La question est la suivante : les organisations peuvent-elles dépasser les préjugés? Peuvent-elles voir toute la valeur d’une personne atteinte du cancer ou de toute autre maladie chronique à travers l’épais écran de fumée de la stigmatisation et des fausses idées? En réalité, elles n’auront peut-être pas d’autre choix que de prendre ce « risque » et de mettre de côté leurs préjugés. Au Canada, 1 personne sur 2 sera atteinte d’un cancer au cours de sa vie. Cela représente une part importante de la population active, qu’il s’agisse de salariés ou d’entrepreneures dirigeant des entreprises créatrices d’emplois. Parce que le cancer ne fait pas de discrimination – ni de race, ni d’âge, ni de sexe.

Le combat continue

En tant que femme, j’ai brisé de nombreux plafonds de verre en affaires. J’ai fièrement compté parmi les 8 diplômées de ma cohorte au MBA, récolté un maigre salaire pour occuper simultanément 2 postes de direction dans une entreprise informatique dominée par des hommes et essuyé de fréquents refus de financement pour mes entreprises. Après plus de 30 ans d’expérience en affaires, je me suis retrouvée face au plafond de verre le plus épais de tous : la peur d’être victime de discrimination en raison de la maladie. Si l’on gagne chaque jour des batailles contre le cancer et bien d’autres maladies chroniques, la lutte en matière de diversité continue.

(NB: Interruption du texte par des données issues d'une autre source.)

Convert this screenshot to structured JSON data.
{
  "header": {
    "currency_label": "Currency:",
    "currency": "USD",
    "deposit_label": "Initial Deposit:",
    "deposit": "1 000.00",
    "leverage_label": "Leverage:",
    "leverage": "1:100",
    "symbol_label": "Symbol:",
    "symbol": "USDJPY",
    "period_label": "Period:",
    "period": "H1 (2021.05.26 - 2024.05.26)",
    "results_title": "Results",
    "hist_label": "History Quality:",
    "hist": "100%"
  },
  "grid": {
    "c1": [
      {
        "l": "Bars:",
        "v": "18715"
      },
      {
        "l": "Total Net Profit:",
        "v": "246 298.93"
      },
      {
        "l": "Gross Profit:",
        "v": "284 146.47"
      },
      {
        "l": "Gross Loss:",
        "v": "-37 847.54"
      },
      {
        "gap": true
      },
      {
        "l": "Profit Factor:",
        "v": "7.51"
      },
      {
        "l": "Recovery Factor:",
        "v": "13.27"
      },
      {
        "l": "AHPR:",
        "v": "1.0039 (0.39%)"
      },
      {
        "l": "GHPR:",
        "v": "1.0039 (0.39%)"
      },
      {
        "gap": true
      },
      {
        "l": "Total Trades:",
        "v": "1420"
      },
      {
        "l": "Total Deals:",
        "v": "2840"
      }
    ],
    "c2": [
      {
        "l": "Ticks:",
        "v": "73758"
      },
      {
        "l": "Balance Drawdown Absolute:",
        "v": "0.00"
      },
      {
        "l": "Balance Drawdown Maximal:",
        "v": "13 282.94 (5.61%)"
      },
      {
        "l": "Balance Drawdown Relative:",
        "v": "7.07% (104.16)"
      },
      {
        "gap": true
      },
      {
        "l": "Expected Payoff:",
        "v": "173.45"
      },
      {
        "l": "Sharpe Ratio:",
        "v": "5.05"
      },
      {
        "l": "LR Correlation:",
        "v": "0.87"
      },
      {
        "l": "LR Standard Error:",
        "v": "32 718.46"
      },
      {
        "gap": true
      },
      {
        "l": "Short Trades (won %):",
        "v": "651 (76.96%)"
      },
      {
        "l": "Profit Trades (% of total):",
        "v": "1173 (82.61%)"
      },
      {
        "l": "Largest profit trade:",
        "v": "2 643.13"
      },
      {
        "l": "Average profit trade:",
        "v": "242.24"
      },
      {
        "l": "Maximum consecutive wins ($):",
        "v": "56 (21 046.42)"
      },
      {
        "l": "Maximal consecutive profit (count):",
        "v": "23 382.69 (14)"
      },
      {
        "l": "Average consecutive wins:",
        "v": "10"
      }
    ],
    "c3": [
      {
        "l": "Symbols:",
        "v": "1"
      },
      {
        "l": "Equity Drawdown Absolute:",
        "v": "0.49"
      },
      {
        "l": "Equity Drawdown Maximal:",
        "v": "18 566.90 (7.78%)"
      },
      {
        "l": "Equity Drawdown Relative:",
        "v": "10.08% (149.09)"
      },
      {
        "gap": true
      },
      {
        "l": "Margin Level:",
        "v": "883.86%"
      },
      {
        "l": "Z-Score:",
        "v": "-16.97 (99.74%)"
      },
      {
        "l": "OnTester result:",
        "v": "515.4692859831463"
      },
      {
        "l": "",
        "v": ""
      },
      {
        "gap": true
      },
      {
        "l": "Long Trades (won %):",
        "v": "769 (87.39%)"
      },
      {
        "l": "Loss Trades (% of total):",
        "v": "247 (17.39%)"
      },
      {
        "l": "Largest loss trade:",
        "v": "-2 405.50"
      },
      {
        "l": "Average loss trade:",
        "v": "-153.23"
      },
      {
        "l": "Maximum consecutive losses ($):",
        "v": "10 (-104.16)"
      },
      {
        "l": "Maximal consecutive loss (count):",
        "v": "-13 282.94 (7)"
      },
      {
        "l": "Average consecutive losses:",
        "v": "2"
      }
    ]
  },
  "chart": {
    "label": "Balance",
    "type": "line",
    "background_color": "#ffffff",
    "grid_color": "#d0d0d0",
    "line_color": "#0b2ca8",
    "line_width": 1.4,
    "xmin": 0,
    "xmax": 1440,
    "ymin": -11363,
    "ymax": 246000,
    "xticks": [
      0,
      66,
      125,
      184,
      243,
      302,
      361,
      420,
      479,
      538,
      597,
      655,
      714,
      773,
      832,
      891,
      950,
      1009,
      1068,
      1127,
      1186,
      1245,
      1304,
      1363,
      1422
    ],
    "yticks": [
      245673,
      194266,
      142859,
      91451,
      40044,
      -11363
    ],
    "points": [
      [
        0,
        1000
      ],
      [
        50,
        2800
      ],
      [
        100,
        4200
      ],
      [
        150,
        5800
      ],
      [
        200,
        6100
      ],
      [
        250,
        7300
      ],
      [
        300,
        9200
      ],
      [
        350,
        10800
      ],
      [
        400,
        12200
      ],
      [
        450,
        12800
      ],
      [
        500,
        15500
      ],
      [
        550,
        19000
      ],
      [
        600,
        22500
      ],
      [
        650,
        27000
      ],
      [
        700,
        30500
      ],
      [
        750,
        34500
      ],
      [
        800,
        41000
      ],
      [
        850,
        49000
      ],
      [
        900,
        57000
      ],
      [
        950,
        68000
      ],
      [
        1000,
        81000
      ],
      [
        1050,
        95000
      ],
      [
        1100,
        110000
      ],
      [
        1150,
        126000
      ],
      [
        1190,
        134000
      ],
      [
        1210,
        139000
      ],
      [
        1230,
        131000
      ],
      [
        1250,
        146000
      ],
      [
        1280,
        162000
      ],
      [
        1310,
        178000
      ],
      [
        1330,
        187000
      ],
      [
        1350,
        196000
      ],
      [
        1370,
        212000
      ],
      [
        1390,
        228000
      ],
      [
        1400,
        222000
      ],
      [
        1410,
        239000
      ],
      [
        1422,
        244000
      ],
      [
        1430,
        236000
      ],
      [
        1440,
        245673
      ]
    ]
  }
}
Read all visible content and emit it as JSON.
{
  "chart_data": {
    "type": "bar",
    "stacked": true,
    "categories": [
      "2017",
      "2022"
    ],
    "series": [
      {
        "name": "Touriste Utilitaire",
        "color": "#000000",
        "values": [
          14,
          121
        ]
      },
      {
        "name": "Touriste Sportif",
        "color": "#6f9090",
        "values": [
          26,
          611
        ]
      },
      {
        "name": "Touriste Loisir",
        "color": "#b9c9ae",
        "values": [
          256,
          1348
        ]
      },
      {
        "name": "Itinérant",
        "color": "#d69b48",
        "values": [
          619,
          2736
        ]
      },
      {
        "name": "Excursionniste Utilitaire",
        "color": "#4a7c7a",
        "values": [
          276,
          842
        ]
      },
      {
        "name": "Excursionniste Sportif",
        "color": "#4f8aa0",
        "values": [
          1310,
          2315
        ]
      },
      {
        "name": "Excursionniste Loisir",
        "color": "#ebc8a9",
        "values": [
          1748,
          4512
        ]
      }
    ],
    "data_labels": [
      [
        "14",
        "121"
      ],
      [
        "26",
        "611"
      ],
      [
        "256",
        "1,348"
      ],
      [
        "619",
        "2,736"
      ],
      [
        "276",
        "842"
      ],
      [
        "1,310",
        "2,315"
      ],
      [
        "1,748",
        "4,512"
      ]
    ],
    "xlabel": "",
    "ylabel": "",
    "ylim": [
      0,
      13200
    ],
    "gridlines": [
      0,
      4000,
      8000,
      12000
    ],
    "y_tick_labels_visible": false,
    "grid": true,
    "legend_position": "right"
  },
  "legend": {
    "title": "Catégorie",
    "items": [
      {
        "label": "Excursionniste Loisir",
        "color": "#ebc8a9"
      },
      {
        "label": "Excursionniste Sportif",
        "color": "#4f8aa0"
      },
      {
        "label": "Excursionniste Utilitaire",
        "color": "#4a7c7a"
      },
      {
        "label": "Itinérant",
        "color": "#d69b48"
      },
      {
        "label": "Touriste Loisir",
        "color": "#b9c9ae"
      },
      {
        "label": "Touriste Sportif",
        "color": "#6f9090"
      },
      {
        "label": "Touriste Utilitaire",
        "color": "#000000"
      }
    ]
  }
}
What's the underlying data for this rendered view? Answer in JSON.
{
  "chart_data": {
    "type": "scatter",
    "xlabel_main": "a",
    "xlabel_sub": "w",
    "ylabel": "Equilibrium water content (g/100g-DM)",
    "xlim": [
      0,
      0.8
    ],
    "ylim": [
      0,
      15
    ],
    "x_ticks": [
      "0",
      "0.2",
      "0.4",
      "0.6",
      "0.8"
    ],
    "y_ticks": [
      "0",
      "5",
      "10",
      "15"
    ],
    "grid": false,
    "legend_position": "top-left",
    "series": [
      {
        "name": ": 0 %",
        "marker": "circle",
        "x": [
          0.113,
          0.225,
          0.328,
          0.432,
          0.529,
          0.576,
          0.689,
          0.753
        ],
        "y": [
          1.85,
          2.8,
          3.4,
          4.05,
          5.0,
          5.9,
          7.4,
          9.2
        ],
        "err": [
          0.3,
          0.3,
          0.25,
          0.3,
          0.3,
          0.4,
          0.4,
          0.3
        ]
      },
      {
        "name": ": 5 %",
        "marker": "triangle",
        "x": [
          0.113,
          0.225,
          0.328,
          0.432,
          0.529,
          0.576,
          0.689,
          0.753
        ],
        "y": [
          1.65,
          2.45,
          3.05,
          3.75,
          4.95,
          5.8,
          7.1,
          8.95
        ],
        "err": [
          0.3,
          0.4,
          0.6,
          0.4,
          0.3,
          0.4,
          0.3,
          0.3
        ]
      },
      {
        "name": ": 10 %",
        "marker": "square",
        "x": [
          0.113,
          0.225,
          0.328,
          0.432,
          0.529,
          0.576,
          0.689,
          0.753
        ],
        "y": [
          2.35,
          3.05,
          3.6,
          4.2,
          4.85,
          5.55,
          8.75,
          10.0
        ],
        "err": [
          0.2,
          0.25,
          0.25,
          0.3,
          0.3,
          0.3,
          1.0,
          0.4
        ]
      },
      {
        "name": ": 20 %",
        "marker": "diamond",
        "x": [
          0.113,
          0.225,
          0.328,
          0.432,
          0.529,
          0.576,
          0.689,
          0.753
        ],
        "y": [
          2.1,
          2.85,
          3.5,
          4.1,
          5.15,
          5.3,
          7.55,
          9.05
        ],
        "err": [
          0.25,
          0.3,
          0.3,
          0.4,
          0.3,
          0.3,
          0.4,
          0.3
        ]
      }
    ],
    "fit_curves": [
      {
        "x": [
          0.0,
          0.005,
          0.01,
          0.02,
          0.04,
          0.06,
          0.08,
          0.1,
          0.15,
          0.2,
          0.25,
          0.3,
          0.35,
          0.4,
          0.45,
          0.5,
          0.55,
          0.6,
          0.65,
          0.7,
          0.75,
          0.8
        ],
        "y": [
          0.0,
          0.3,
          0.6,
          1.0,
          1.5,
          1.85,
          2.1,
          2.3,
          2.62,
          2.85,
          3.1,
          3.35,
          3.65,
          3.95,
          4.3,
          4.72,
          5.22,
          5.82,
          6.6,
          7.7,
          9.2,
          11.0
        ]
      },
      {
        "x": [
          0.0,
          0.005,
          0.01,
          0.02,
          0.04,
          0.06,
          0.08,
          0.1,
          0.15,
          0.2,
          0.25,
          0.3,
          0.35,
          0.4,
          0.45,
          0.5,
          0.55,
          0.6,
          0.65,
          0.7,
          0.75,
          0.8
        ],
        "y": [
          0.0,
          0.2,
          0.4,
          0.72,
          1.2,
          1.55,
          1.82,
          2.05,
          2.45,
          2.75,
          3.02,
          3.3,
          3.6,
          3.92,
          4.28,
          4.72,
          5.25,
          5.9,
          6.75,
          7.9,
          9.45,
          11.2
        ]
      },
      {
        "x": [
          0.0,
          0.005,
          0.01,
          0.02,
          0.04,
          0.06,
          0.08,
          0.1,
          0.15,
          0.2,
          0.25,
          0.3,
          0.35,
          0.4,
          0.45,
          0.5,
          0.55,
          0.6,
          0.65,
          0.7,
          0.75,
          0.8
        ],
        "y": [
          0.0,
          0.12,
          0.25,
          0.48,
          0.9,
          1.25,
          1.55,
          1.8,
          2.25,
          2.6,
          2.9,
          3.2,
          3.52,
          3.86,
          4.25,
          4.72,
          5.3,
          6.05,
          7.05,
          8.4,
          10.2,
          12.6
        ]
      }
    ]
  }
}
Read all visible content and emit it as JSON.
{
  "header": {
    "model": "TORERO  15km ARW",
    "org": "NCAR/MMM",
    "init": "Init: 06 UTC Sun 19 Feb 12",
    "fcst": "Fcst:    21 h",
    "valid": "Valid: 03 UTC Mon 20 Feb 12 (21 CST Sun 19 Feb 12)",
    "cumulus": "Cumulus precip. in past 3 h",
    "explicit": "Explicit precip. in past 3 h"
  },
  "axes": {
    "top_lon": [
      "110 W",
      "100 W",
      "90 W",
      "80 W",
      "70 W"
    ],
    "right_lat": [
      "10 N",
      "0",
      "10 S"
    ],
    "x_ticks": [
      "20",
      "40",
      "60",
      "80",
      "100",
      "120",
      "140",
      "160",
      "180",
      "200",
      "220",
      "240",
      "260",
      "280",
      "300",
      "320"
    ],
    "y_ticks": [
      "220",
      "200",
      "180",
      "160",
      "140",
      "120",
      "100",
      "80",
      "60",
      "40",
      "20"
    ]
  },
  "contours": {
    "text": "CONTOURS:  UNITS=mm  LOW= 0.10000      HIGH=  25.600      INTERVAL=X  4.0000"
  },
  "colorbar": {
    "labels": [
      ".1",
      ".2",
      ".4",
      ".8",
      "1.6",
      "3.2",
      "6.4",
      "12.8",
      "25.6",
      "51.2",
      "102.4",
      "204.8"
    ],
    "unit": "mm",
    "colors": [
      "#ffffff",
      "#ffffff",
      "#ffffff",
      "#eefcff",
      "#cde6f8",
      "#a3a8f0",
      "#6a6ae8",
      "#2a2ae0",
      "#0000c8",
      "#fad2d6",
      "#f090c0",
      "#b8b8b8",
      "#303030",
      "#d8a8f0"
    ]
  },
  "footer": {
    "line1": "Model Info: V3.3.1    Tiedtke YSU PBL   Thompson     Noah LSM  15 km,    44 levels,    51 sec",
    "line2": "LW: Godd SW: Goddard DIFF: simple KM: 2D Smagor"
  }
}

En tant qu’employeur, cliente, collègue ou partenaire, rappelons-nous que la diversité des perspectives est un précieux atout. N’oublions pas que chacun et chacune a la responsabilité de contribuer à bâtir un monde meilleur. Cet article honore toutes les personnes qui combattent le cancer et toute autre maladie physique ou mentale. Il est dédié à celles et ceux qui, chaque jour, franchissent les obstacles et mettent leur formidable résilience et leur volonté au service du bien commun, ainsi qu’à toutes celles et tous ceux qui les soutiennent, de près ou de loin.

 

Un grand merci à Marie-Pier St-Hilaire, PDG d’AFI/EDGENDA et précieuse partenaire d’ACCULTURA, pour son inspiration, son authenticité et son soutien indéfectible, qui m’a aidée à sortir du « placard du cancer ».